Ledecky won the 1,500 freestyle on Tuesday and got a silver medal in the 400 free on Sunday. She now has nine career medals in three Olympics with the 800 freestyle still to come.

The U.S. relay team culminated a big day for American swimming.

Incoming Stanford freshman Regan Smith and Hali Flickinger broke the longest U.S. medal drought in any swimming event by taking the silver and bronze medals in the women’s 200-meters butterfly.

The last medalist in the race was Stanford’s Misty Hyman in 2000 who won the gold in one of the biggest upsets in Olympic swimming history. The Americans hadn’t won two medals in the fly since 1972.

Smith finished in 2:05.30, 1.44 behind China’s Zhang Yufei, who set an Olympic record. Flickinger hit the wall in 2:05.65.

Team USA’s Caeleb Dressel reacts after winning the gold medal in the Men’s 100m Freestyle Final on day six of the Tokyo 2020 Olympic Games at Tokyo Aquatics Centre on July 29, 2021, in Tokyo, Japan. (Alexander Hassenstein/Getty Images) 

Caeleb Dressel set an Olympic record with a time of 47.08 seconds to edge Australia’s Kyle Chamlers by 0.06 seconds for the gold medal in the 100 freestyle. Kliment Kolesnikov of Russian was third in 47.44.

The United States won its 15th gold medal in the sprint, the first since Cal’s Nathan Adrian in the London Games in 2012. Adrian also finished third at the Rio Games in 2016.

“I thought I executed my race plan perfectly,” Dressel said. “I couldn’t change anything.”
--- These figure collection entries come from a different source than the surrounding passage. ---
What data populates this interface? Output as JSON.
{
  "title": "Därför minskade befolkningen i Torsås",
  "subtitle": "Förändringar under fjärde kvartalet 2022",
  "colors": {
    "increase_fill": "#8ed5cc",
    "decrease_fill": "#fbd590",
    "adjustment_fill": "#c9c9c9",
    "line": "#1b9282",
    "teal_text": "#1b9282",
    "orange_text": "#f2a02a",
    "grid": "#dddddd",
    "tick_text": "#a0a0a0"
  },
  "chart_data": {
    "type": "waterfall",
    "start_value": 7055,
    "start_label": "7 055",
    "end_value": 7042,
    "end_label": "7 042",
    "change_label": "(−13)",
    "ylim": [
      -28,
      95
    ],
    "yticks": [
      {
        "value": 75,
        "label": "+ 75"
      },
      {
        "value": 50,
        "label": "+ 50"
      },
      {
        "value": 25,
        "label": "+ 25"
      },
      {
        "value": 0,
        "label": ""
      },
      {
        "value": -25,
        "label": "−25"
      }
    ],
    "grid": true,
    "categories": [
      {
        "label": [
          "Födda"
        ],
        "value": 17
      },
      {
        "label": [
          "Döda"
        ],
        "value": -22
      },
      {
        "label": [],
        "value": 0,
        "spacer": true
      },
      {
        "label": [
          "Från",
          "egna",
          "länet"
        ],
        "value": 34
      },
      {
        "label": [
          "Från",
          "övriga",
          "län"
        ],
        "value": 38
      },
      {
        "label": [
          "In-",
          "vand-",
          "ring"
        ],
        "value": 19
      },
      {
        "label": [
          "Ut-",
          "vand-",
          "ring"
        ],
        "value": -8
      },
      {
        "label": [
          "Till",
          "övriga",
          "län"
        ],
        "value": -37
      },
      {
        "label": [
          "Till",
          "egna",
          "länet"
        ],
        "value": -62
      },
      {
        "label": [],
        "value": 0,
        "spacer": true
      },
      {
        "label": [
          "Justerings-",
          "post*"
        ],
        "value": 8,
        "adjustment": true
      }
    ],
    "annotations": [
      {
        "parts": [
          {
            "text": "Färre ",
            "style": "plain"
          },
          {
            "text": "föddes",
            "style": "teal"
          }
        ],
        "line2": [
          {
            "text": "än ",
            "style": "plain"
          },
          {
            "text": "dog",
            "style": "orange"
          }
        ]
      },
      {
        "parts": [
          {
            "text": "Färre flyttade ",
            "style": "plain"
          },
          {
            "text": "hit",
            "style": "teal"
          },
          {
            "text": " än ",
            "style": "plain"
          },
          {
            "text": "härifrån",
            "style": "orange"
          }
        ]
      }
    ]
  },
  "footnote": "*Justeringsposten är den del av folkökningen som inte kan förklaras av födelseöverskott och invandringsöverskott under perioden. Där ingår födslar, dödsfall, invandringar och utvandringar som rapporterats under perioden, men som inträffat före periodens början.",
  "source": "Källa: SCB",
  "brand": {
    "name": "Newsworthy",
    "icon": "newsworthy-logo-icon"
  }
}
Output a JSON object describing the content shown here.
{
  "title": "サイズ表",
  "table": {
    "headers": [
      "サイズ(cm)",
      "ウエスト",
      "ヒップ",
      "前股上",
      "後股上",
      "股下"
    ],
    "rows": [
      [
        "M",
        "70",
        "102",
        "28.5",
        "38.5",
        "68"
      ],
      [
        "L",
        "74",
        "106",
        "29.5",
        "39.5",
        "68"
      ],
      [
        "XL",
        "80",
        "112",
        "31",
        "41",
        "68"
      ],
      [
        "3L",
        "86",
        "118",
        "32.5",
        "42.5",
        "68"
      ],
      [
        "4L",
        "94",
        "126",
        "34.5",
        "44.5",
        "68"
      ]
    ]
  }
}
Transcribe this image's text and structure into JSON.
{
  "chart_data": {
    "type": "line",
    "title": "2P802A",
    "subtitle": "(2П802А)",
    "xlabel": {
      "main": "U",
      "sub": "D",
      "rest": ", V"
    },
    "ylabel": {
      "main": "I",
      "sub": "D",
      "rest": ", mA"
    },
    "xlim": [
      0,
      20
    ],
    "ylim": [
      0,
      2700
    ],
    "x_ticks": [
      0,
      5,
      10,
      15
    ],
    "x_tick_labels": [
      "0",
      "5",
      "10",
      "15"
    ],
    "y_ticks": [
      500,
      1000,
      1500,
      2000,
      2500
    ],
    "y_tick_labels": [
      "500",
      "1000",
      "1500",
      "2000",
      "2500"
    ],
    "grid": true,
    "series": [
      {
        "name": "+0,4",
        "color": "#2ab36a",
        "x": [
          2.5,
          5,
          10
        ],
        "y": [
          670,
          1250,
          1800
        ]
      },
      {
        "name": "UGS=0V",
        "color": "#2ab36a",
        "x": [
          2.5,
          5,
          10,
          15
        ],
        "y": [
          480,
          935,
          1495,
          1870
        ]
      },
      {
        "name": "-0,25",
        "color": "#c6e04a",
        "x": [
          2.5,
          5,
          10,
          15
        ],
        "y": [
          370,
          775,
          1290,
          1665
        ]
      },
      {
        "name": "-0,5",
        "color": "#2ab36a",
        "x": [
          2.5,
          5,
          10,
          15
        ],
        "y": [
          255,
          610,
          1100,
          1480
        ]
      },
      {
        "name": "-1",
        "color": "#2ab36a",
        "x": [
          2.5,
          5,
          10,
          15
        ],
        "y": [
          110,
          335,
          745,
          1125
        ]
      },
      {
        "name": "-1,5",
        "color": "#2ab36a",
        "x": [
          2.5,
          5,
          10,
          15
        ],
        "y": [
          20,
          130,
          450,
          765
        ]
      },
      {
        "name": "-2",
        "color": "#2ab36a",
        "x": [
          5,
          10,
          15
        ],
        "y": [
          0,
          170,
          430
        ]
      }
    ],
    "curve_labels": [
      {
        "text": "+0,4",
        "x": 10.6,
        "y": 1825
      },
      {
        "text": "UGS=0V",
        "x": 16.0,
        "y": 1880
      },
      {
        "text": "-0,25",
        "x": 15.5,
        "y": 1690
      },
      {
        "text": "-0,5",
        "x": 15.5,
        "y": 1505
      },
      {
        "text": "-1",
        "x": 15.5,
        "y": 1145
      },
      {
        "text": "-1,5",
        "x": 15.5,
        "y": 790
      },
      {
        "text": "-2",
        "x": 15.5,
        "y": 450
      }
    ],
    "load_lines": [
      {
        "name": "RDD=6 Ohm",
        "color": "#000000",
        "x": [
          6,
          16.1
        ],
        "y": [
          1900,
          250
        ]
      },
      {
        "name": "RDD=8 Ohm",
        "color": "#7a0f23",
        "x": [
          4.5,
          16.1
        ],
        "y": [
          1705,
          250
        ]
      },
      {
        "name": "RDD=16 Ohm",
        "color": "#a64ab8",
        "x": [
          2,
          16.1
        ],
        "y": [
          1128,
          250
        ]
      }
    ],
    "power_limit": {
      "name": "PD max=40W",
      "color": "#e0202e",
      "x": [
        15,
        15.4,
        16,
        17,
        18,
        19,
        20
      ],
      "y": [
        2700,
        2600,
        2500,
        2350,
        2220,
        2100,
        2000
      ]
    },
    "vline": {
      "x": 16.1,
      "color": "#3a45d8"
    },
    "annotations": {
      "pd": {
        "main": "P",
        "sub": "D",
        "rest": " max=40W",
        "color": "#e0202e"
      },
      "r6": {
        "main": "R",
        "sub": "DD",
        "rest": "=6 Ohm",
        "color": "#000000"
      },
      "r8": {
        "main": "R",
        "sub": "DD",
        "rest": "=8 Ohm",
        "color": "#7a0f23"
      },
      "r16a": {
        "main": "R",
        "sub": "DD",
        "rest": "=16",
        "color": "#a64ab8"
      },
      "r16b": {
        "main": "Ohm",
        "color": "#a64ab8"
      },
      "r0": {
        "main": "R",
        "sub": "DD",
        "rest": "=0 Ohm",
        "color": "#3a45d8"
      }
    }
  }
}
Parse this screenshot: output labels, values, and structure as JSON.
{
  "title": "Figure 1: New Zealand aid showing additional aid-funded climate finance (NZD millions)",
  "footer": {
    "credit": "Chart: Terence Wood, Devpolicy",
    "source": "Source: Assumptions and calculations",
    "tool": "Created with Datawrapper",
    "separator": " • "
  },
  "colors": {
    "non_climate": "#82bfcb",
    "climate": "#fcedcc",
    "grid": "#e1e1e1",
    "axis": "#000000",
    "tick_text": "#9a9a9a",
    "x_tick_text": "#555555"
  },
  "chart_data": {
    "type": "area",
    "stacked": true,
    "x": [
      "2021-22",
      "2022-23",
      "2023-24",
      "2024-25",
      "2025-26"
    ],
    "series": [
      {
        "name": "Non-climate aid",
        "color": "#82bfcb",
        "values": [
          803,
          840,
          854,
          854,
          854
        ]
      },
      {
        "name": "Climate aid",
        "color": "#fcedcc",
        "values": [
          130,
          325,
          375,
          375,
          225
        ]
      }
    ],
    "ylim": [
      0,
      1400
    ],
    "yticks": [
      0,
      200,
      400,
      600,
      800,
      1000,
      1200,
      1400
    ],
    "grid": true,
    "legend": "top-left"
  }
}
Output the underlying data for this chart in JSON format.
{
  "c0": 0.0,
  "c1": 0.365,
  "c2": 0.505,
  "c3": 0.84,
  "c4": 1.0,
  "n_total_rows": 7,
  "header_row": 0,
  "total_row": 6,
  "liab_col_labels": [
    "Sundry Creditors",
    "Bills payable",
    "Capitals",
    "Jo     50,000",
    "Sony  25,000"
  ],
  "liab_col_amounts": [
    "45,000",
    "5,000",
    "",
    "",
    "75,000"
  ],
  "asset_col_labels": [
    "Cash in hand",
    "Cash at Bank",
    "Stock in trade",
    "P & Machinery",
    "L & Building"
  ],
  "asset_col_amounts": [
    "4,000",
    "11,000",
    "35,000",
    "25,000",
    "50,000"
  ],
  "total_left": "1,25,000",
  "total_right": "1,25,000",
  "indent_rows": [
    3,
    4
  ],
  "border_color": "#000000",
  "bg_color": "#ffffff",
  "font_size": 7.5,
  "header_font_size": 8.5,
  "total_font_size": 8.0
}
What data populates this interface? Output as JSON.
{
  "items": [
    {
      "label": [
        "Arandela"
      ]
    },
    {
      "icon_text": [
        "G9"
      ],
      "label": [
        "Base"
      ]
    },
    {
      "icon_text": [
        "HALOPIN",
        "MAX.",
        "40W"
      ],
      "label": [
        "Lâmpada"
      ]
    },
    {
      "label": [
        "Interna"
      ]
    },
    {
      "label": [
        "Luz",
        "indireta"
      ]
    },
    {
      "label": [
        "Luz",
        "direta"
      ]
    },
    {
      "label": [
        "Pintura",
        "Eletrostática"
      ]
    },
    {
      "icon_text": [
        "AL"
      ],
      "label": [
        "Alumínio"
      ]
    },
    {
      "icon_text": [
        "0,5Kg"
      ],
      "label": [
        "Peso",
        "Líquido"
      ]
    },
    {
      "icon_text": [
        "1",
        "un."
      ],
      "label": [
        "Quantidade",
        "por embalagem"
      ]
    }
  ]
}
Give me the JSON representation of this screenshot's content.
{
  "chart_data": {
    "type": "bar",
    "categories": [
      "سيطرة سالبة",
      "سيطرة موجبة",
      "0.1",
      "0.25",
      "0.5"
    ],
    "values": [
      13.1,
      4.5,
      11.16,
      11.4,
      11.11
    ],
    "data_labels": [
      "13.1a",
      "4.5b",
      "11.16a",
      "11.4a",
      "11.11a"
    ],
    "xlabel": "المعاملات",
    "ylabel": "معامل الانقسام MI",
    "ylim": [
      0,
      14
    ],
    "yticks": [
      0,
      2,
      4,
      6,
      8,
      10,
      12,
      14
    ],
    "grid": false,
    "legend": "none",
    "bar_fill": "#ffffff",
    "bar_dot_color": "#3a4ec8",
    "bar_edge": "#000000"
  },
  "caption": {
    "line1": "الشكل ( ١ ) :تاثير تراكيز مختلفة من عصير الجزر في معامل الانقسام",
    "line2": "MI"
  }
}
The Americans also won a gold medal in the first-ever 800 freestyle behind Bobby Finke’s final leg push. Finke’s final 50 meters propelled him past Italy’s Gregorio Paltrinieri by 0.24 seconds with a time of 7:41.87.

“I noticed like 10 meters off I was catching a little bit of ground, and that’s the only motivation I needed to try and pass and get my hand on the wall,” Finke told reporters.

The victory was the first in a distance race for a U.S.  male swimmer since the Los Angeles Games in 1984.